Assisting the Superintendent and his staff in producing leaders of character for the U.S. Army who will fight and win our nation’s wars was and continues to be my mission. I very much wanted to continue that mission and finish my term.
But for Biden, Swan’s irredeemable sin was being appointed by the previous president.
This purge targeted more prominent Trump advisers, such as Senior Counselor Kellyanne Conway, retired Gen. Jack Keane, press secretary Sean Spicer, national security adviser H.R. McMaster, and Budget Director Russell Vought. Ironically, McMaster is set to receive West Point’s Distinguished Graduate Award on Friday.
By trying to purge these military boards, Biden has once again broken with the American tradition of presidents endeavoring to not politicize the military. It is fitting that this break is also joined by the break of the sacred commitment to leave no one behind, as hundreds of Americans are still stranded in a Taliban-controlled Afghanistan.
Many of the individuals caught up in the unity purge have refused to resign. They are joining a legal battle with Trump appointee Roger Severino, who is contesting that Biden does not have the authority to fire him from his three-year term on the Administrative Conference of the United States.
As my colleague John Malcom has noted, the core of this dispute is a string of Supreme Court case law:
In 1926, in Myers v. United States, the Supreme Court appeared to agree. But in Humphrey’s Executor v. United States (1935), Wiener v. United States (1958), and Morrison v. Olson (1988), the Supreme Court upheld statutory limitations on a president’s ability to remove ‘independent’ executive branch appointees so that they could only be removed for cause, such as inefficiency, neglect of duty, or malfeasance.

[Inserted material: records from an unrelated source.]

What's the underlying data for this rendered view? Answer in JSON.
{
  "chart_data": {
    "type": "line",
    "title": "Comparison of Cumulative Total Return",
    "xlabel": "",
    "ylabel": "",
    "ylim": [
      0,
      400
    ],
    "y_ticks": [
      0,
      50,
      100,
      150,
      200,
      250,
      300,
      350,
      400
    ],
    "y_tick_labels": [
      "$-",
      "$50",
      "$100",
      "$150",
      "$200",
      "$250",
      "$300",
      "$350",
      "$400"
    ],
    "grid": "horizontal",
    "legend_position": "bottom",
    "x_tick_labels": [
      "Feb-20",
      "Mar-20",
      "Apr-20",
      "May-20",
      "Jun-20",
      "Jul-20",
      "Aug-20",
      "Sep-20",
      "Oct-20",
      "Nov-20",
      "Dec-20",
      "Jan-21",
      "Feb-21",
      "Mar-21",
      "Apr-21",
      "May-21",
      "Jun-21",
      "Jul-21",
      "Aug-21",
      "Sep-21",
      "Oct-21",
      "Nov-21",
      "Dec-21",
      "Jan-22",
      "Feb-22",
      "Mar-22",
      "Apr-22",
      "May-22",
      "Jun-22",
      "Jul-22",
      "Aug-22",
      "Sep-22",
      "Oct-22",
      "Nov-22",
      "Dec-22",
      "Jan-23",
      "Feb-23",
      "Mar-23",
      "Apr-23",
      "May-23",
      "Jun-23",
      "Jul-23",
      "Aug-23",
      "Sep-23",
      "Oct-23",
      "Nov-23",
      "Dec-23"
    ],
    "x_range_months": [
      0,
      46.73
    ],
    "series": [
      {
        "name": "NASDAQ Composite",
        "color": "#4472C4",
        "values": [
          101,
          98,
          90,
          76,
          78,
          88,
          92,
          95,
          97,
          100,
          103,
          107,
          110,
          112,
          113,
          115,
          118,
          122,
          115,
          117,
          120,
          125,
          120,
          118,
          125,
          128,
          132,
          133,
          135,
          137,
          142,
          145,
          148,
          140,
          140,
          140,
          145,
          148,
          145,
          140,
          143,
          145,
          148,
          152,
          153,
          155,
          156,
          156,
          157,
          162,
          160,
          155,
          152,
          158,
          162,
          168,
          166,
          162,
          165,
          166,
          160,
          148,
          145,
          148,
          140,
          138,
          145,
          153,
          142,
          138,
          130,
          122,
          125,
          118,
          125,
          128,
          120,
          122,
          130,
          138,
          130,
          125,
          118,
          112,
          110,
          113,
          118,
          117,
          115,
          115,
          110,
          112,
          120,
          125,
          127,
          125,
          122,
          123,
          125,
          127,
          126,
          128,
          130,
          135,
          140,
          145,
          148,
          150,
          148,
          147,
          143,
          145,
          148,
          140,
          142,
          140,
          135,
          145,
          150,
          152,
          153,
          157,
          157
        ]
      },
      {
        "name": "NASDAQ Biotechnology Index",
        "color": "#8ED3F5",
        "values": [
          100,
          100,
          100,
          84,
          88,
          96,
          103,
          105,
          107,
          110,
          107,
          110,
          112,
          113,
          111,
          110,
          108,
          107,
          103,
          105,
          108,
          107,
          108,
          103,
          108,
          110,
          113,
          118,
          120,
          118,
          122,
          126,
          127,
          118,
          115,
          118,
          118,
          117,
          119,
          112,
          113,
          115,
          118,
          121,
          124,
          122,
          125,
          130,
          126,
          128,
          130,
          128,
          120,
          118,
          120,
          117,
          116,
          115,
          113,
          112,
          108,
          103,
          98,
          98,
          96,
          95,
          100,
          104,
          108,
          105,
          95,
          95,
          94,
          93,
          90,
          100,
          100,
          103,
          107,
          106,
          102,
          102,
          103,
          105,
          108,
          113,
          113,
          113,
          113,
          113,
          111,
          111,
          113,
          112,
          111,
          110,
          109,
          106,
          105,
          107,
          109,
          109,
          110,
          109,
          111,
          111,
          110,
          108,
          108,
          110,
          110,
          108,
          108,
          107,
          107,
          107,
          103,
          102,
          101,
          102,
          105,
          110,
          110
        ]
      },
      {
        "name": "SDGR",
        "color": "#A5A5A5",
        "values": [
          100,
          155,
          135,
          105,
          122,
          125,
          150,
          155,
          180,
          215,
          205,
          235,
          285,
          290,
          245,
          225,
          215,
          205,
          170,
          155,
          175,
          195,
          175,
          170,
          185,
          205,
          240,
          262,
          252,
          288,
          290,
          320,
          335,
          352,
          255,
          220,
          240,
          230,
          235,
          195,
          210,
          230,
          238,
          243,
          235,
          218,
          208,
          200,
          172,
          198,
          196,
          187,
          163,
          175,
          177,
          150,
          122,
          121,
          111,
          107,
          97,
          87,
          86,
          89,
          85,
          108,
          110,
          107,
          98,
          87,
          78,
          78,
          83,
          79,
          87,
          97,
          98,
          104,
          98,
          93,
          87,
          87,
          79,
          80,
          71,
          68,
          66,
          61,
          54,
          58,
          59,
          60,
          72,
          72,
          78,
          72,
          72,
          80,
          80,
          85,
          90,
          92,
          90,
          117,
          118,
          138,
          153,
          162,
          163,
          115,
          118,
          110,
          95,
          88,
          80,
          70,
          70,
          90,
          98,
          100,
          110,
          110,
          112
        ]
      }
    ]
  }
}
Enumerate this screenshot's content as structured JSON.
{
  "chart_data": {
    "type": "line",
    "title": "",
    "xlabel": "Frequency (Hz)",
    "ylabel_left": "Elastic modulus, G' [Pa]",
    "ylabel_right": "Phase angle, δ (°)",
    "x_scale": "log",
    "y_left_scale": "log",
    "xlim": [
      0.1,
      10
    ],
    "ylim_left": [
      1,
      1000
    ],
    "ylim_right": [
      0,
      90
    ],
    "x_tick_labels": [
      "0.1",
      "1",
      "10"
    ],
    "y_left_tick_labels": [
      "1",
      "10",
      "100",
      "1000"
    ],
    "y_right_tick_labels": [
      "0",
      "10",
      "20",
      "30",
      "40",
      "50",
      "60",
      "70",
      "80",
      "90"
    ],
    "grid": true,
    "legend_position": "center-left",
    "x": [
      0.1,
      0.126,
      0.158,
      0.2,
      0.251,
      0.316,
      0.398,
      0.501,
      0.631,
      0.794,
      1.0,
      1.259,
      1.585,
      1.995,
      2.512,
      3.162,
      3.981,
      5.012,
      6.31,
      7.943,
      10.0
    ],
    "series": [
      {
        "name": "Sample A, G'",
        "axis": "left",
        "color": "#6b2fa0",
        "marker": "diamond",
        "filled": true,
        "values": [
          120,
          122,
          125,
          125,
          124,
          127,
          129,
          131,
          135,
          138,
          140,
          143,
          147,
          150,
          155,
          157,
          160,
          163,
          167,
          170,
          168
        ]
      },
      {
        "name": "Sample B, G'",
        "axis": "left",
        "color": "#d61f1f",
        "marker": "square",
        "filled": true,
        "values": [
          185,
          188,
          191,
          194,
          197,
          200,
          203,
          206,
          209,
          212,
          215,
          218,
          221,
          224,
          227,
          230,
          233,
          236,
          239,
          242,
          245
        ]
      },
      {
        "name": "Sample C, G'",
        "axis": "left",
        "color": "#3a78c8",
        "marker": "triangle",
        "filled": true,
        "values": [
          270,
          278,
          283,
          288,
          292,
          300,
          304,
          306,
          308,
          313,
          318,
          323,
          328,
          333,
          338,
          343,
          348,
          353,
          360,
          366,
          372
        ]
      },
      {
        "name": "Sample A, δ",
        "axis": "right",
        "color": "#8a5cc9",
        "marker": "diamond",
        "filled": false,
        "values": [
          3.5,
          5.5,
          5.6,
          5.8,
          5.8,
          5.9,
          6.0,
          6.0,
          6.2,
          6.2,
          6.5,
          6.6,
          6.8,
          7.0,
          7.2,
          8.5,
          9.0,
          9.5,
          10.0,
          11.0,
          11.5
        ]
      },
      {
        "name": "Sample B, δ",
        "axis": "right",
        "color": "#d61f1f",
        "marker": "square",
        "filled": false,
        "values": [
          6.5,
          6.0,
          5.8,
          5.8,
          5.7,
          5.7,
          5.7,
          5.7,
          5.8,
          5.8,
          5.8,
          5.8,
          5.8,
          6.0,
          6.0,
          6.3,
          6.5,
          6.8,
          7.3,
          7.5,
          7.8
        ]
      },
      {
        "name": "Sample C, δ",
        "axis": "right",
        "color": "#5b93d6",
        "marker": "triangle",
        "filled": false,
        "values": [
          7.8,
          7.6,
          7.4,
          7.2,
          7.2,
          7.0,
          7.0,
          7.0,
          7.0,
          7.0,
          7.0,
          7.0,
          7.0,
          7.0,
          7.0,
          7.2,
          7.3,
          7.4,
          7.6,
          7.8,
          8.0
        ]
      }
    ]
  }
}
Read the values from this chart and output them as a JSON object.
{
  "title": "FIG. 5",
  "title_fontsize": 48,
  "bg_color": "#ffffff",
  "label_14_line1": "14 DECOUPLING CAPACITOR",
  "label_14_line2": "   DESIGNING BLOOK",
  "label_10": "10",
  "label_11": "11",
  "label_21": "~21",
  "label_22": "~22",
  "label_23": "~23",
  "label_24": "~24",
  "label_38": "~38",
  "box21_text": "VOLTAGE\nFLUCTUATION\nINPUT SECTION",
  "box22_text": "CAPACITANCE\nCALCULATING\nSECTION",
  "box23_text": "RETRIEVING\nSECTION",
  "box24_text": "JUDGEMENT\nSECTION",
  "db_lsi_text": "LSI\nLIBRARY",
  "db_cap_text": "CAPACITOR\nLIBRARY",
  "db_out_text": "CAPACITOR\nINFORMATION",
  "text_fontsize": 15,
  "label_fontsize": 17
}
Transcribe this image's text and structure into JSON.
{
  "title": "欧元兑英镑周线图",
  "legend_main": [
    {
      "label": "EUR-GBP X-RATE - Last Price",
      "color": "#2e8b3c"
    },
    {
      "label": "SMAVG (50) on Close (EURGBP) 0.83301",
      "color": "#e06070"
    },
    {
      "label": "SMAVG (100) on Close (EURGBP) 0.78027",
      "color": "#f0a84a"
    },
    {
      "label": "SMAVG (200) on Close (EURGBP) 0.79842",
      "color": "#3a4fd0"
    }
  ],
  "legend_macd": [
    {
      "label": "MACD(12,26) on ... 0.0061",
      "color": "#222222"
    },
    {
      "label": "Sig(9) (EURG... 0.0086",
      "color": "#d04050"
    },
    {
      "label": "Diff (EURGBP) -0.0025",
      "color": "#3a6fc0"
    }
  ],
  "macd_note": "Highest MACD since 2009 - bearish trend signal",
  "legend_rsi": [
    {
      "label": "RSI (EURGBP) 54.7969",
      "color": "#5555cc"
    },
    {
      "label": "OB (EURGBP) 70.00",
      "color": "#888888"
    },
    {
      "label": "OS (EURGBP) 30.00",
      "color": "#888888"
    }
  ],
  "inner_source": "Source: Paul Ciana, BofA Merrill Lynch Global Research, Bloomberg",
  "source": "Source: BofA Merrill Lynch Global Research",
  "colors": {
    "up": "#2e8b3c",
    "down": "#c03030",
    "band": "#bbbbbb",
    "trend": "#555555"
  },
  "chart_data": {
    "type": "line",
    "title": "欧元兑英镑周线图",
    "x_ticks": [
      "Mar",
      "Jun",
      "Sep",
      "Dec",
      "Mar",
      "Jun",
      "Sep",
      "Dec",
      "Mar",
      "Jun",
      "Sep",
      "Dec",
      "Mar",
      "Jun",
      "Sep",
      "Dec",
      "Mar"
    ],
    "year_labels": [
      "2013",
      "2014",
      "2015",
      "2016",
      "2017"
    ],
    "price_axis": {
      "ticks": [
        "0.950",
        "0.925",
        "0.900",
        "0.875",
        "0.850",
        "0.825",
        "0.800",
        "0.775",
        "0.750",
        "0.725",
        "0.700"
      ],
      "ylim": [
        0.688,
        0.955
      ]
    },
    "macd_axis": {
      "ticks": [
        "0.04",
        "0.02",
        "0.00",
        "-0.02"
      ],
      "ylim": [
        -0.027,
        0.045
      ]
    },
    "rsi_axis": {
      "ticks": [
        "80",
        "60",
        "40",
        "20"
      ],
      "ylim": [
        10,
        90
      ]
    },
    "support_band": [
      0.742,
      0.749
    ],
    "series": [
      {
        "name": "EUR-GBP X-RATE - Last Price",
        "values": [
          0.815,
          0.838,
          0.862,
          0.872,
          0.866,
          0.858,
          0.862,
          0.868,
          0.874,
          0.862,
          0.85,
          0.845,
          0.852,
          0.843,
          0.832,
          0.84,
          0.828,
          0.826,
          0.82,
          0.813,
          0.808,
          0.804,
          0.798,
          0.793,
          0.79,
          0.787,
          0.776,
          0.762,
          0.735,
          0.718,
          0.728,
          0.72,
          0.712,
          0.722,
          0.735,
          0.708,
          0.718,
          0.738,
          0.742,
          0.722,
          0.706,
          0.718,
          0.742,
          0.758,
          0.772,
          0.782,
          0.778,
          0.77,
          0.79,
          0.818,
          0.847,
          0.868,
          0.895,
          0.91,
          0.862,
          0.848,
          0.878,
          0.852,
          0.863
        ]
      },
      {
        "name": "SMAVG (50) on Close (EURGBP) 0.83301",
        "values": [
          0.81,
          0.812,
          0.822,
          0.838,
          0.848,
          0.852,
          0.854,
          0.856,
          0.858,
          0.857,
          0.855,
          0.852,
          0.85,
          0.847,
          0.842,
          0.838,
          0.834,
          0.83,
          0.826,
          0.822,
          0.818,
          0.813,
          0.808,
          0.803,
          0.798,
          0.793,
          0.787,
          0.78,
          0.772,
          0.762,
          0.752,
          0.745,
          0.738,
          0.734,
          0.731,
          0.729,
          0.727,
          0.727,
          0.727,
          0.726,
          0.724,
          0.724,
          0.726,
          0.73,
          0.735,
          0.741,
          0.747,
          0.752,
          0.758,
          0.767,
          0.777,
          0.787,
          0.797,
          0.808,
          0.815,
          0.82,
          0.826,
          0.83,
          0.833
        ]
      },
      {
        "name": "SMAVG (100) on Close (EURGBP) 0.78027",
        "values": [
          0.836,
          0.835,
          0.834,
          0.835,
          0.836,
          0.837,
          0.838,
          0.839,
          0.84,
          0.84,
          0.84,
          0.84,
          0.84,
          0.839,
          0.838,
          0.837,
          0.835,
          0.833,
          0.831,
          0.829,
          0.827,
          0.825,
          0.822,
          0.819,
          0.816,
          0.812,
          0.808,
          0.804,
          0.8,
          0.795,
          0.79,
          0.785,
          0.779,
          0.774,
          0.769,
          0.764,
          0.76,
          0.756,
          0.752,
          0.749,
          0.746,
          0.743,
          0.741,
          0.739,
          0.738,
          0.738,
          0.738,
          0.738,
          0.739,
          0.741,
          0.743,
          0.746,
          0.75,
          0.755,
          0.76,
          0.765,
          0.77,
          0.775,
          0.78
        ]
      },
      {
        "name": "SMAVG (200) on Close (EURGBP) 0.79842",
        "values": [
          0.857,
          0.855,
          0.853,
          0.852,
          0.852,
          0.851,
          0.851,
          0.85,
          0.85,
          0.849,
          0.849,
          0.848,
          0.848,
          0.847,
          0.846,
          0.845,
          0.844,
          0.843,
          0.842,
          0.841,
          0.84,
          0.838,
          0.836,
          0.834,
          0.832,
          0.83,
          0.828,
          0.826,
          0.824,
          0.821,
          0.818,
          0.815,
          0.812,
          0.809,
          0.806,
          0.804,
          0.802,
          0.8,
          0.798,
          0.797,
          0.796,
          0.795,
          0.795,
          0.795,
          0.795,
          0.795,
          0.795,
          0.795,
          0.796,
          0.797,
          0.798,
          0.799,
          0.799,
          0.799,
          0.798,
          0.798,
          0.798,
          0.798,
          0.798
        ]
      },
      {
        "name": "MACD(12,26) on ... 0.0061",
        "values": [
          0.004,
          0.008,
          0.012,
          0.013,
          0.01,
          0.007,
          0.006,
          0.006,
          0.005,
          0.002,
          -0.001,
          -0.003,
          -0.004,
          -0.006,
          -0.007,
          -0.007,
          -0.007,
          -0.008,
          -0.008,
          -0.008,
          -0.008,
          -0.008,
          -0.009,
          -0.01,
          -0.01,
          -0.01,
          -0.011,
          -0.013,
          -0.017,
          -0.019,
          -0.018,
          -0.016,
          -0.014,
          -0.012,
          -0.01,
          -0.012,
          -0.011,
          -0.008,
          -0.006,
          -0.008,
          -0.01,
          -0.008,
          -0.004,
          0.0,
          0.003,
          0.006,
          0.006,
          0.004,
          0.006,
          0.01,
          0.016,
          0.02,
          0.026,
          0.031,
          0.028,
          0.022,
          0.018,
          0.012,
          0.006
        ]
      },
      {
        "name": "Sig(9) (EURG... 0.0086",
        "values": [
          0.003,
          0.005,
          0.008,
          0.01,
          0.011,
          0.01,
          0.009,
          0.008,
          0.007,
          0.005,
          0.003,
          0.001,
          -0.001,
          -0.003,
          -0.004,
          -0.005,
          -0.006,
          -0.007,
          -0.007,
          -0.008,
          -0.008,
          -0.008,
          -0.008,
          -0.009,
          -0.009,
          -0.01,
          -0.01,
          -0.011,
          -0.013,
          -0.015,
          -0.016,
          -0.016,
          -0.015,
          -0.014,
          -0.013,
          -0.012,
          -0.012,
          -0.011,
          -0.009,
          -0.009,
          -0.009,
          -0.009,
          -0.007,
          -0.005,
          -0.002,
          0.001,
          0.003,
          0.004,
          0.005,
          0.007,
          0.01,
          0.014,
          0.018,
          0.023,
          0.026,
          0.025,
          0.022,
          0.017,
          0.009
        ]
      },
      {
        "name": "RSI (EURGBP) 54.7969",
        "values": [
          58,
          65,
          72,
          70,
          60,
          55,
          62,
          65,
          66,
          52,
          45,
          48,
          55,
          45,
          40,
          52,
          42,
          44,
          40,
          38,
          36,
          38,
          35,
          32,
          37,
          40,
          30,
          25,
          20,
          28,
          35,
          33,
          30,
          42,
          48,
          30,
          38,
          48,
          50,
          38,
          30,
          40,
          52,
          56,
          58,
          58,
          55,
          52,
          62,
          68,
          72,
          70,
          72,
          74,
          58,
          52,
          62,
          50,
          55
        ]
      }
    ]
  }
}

Regardless of the legal questions that will play out, Biden has once again shown his vindictive streak, which is at complete odds with the man he presented himself to be—and the image that the media reinforced—during the presidential campaign.
Those who were promised a “return to norms” were lied to. But for Biden, norms are meant to be broken and those who cling to them are meant to be disappointed. If that wasn’t clear to conservatives by this point, it should be by now. The left is no stranger to using power to reward friends and to punish enemies, in fact, it is expert.
Incompetence and vindictiveness are a bad combination. Unfortunately for our nation, that is the ruling theme of the Biden presidency.